2026-08-08

カーストに隠された物語

あなたは、『カースト』と聞いて、何を想像されるだろうか。一般には、インドにおける身分制度として知られているのではないだろうか。その原型のひとつである『ヴァルナ』は、日本ではしばしば、下から順に、シュードラ(奴隷)、ヴァイシャ(商人)、クシャトリア(役人)、そしてバラモン(聖人)といった具合に説明される。江戸時代の『士農工商』に似ているが、もっと身分差別的な要素が含まれており、最近では、学生たちが、人気を階層に分けて、スクール・カーストと表現したりもするそうだ。

私は昔から、カーストに疑問を感じていた。記されているのは、インド最古の聖典リグ・ヴェーダ。紀元前から語り継がれてきた『祈りの歌』だ。自然や神々へ捧げられた、敬意と畏敬に満ちた讃歌のなかに、なぜ突然、人間を四つの身分に分ける話が現れるのだろう。ロマンス映画だと思って見ていたのに、突如、人喰いワニが登場するような、不自然な流れに思えた。実際にヴァルナが登場する『原人の歌』を読んでみると、もっと象徴的で神話的な物語が描かれている。

もしもカーストが、身分制度ではなく、もっと別の何かを象徴していたとするなら、あなたはどう考えるだろうか。数千年前から、未来に向けて残されたメッセージが含まれているとすれば、それをどう受け取るだろうか。神話がそうであるように、真に重要な教えは、象徴のなかにそっと置かれているものなのだから。

 

身分ではなく『成熟度』

これはひとつの仮説だ。私はこの四つを『生まれや家柄』ではなく、『精神の成熟度』として読んでみた。つまり、最下層のシュードラは、奴隷ではなく、『欲望のまま生きる姿』を示したもの。すると次のヴァイシャは、商人という職業ではなく、『物質的な成功を追い求める姿』に見えてくる。その欲が満たされると、次第に他人の役にたつことを求める姿、クシャトリア(役人)となる。そうして魂を磨いた先には、公私の境界がなくなり、世のために尽くすバラモン(聖者)と成る。

もしも、聖典に描かれていた物語の真意が、こうしたものであると仮定するならば、カーストが、『段階である』ことにも深い意味が出てくる。つまり、自らの欲望に振り回されている第一段階で、世のため人のためと語っても、どこかに無理が生じる。「道徳なき経済は悪であり、経済なき道徳は寝言だ」という言葉があるように、己の問題を解消できていない者が、他人の問題を解決することはできない。その貢献は、自己犠牲になってしまいかねないからだ。

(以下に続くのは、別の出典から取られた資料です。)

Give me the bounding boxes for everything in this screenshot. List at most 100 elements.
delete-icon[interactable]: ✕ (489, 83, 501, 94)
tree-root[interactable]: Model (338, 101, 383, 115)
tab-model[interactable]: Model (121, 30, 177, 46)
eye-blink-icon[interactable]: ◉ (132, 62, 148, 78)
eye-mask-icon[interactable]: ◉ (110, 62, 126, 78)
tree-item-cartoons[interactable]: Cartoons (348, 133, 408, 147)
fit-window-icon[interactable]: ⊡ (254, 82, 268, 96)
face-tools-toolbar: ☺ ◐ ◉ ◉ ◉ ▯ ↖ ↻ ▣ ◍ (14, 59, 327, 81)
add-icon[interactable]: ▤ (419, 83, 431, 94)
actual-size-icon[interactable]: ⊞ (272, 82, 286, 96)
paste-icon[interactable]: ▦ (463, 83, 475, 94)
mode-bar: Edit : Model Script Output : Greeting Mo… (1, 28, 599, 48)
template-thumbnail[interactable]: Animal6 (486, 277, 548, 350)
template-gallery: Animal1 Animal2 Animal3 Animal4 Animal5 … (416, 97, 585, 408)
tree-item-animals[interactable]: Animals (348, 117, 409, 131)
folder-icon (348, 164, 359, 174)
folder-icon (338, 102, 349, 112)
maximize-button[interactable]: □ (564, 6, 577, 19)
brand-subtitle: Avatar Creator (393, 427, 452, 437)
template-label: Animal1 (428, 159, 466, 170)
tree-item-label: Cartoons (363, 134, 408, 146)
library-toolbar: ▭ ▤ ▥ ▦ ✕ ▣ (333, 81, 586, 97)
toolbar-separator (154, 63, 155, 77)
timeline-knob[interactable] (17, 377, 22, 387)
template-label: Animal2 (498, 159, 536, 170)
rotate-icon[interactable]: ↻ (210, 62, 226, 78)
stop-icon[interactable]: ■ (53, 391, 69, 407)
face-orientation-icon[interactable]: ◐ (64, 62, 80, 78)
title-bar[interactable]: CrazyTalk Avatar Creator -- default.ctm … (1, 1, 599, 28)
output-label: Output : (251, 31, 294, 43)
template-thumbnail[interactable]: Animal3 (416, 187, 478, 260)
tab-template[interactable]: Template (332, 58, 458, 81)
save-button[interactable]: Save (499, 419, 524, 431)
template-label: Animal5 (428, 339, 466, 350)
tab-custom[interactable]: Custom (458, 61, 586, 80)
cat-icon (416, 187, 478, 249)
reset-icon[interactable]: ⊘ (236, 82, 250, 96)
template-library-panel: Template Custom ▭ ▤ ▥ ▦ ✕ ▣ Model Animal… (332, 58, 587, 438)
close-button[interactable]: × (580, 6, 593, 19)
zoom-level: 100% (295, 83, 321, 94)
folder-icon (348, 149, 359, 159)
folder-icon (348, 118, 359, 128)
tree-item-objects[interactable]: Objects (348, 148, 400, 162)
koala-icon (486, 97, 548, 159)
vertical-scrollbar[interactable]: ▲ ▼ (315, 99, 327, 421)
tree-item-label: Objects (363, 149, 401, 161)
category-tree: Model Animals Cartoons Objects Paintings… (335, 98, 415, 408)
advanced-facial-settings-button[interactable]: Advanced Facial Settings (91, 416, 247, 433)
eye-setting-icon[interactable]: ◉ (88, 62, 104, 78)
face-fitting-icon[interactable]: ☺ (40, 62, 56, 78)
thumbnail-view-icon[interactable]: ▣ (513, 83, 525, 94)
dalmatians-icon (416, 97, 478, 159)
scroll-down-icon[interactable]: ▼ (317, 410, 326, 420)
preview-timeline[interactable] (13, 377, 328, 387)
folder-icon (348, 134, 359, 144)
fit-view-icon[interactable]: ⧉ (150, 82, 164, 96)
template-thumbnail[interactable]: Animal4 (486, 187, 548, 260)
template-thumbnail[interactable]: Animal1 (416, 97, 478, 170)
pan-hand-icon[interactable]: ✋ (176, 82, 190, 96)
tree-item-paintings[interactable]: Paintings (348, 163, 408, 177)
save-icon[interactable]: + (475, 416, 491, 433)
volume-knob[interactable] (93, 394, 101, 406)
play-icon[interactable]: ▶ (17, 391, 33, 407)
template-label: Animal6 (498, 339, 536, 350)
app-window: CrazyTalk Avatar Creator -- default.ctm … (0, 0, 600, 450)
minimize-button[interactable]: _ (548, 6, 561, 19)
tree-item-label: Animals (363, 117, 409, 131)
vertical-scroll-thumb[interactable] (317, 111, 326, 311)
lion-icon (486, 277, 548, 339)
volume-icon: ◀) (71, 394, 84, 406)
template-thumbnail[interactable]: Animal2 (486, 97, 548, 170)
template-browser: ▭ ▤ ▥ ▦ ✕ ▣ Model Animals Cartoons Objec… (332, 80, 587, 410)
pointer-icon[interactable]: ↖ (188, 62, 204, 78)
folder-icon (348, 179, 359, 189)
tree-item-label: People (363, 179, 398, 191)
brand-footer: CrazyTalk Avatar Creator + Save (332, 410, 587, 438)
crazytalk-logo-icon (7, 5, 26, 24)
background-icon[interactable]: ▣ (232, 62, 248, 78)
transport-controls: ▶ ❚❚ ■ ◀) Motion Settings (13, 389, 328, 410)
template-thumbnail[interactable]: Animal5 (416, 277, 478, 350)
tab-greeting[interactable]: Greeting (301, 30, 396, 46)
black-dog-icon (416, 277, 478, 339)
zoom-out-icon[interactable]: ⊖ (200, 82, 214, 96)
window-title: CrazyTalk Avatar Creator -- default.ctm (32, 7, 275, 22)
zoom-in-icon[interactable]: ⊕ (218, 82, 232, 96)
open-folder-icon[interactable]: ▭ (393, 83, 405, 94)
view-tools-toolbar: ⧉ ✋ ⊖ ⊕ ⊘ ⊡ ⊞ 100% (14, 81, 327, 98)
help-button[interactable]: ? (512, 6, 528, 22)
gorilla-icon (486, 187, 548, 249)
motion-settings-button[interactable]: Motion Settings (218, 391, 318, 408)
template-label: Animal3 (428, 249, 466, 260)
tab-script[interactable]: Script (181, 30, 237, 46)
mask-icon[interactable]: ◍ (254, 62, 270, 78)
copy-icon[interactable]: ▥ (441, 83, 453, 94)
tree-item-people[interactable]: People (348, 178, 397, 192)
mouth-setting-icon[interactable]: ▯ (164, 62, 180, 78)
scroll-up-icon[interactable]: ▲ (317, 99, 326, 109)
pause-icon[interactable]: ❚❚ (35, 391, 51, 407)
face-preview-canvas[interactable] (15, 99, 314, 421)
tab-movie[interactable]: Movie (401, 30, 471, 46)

この成長の旅が、生涯をかけて目指すものであるなら、さらに別の教訓を与えてくれる。人生を四つの段階、つまり①少年期(春)、②青年期(夏)、③壮年期(秋)、④老年期(冬)と分けるとするなら、それぞれの段階での役割も示してくれているように思える。たとえば、少年は『愛されること』を。青年は『成功を求めること』を。壮年は『他人に与えること』を。そして老年は『世に尽くすこと』を、それぞれ役割として求められているのではないだろうか。もちろんこれは、私の個人的な解釈だが、不思議と私にはしっくりくるのだ。

 

格言は象徴として現れる

長い期間、語り継がれてきた思想ほど、時代によってさまざまな解釈が重ねられていく。制度や慣習、時代背景や政治と結びつき、最初に語られた言葉と、後世に受け取られた意味とが、同じものなのか分からなくなることもある。ダヴィンチが絵画の中に暗号を隠したように、重要な格言ほど、象徴の姿をしているのかもしれない。

たとえば、イエス・キリストは、「蛇のように賢く、鳩のように素直であれ」という言葉を残した。賢さの象徴として、蛇を選んだことは、百歩譲って受け入れたとしても、なぜ素直さの象徴が鳩なのだろうか。どう考えても、犬や羊の方が素直そうだし、鳩はどちらかといえば、間が抜けている印象ではないだろうか。しかし、キリストが『鳩』と指名をする以上、そこには、犬でも羊でもなく、鳩でなければならない深い理由があるのだろう。

だから私は、神話や古典を読むとき、表面的な意味をなぞるのではなく、「なぜこの言葉が選ばれたのだろう」と問い直すようにしている。なぜ三種の神器に、剣と鏡と玉が選ばれたのだろうか。なぜ、鬼退治への従者として、大した戦力になりそうもない雉を連れて行ったのだろうか、と。